Мертвая ткань засасывает, и я могла вообще не вернуться, и вот что я узнала.
Помнишь, в свое время целый десант из Москвы и Питера в порт приезжал порядок наводить, тогда еще местных охранников пинками гоняли, за людей не считали.
Потом все вернулись домой, а этот, видишь ли, остался. Понравилось ему у вас.
Здесь он себя человеком почувствовал, а всех остальных тварями дрожащими.
Флоров с трудом приподнялся и вздрогнул. Рядом возвышался гаишник с пистолетом в руке.
— Этого не бойся, — успокоила Келло. — Он в «замри» играет.
Флоров подошел к краю рощицы и осторожно выглянул.

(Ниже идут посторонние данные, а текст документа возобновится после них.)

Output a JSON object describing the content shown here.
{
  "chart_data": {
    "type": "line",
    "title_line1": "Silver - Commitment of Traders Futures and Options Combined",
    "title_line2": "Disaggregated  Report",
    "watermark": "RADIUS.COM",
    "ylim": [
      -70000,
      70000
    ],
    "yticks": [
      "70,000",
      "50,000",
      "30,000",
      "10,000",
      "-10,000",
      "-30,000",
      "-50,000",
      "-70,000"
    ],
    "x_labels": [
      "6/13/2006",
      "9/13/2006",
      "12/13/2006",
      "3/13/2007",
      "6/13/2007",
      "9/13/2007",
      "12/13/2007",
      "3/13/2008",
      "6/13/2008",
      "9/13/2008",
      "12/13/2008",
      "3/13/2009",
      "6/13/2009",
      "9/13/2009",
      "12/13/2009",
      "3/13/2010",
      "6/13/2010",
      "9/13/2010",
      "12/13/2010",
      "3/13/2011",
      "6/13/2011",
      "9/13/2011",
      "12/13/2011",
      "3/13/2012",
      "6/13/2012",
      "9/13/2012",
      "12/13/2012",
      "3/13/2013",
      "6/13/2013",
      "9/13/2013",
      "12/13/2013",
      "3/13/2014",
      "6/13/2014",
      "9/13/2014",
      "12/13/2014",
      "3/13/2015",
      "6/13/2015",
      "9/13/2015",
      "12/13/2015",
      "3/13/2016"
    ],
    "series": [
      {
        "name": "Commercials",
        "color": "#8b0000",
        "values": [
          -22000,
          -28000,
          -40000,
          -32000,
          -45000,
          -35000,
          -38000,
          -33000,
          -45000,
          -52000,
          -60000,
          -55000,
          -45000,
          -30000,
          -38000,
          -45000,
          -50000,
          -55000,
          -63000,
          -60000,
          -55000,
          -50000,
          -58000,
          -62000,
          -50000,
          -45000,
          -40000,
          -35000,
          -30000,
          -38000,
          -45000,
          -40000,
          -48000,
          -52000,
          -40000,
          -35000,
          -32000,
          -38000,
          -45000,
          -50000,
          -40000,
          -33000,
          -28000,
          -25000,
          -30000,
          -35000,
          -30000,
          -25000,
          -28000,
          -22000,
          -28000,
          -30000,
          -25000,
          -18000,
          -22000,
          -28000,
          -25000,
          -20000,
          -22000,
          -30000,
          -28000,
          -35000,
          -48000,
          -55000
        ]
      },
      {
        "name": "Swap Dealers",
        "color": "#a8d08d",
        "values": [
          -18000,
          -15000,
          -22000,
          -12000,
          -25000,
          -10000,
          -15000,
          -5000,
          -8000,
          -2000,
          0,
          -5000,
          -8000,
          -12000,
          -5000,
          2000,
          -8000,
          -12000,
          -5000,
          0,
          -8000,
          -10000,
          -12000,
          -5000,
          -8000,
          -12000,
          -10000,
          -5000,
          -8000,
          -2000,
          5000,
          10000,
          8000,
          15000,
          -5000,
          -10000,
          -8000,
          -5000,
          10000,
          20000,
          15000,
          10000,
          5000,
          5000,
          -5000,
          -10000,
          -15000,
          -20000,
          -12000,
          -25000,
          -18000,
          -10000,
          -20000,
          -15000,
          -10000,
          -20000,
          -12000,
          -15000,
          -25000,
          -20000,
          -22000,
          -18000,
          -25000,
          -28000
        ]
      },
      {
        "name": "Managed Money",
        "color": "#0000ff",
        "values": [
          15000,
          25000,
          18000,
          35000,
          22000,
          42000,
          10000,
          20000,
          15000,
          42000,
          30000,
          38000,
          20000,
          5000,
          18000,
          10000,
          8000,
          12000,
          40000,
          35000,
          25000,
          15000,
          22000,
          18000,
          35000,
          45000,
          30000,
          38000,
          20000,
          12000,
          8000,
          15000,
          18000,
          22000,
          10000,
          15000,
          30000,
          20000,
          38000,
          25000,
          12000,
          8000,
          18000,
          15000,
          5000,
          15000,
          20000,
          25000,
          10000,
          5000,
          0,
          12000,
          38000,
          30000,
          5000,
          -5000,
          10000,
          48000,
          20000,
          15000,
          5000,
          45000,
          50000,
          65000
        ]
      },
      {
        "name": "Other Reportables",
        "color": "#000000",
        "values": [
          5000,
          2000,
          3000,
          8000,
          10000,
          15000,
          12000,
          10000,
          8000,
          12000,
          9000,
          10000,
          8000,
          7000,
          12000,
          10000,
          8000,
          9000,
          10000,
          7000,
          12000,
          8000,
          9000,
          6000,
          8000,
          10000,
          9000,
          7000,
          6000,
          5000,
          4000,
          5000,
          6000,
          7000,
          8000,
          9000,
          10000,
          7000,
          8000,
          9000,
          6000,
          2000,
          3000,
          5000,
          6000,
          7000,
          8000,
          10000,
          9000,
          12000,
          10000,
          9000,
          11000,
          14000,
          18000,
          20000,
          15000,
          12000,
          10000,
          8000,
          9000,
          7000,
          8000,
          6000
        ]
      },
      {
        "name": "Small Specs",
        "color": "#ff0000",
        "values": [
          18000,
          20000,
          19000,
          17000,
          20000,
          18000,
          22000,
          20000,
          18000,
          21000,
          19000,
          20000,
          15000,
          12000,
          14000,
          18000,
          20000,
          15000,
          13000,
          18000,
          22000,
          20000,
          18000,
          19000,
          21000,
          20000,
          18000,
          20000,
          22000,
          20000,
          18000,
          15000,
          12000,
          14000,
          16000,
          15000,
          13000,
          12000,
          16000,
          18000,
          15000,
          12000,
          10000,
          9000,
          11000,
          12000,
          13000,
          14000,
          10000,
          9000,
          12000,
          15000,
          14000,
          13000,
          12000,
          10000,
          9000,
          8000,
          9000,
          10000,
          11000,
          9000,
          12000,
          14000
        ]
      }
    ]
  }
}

Возле разбитых машин мигали лампы милицейских машин, и многочисленные люди в форме пытались как-то развести все нарастающую "пробку".
Флоров совершенно не помнил, как ему удалось уйти с места аварии.
— Пока ты был без сознания, я вошла в тебя и немного подвигалась, — ответила Келло. — Но это было ужасно тяжело, я так вымоталась. Мне срочно нужна подзарядка.
Не заставляй меня больше ходить за себя, ладно?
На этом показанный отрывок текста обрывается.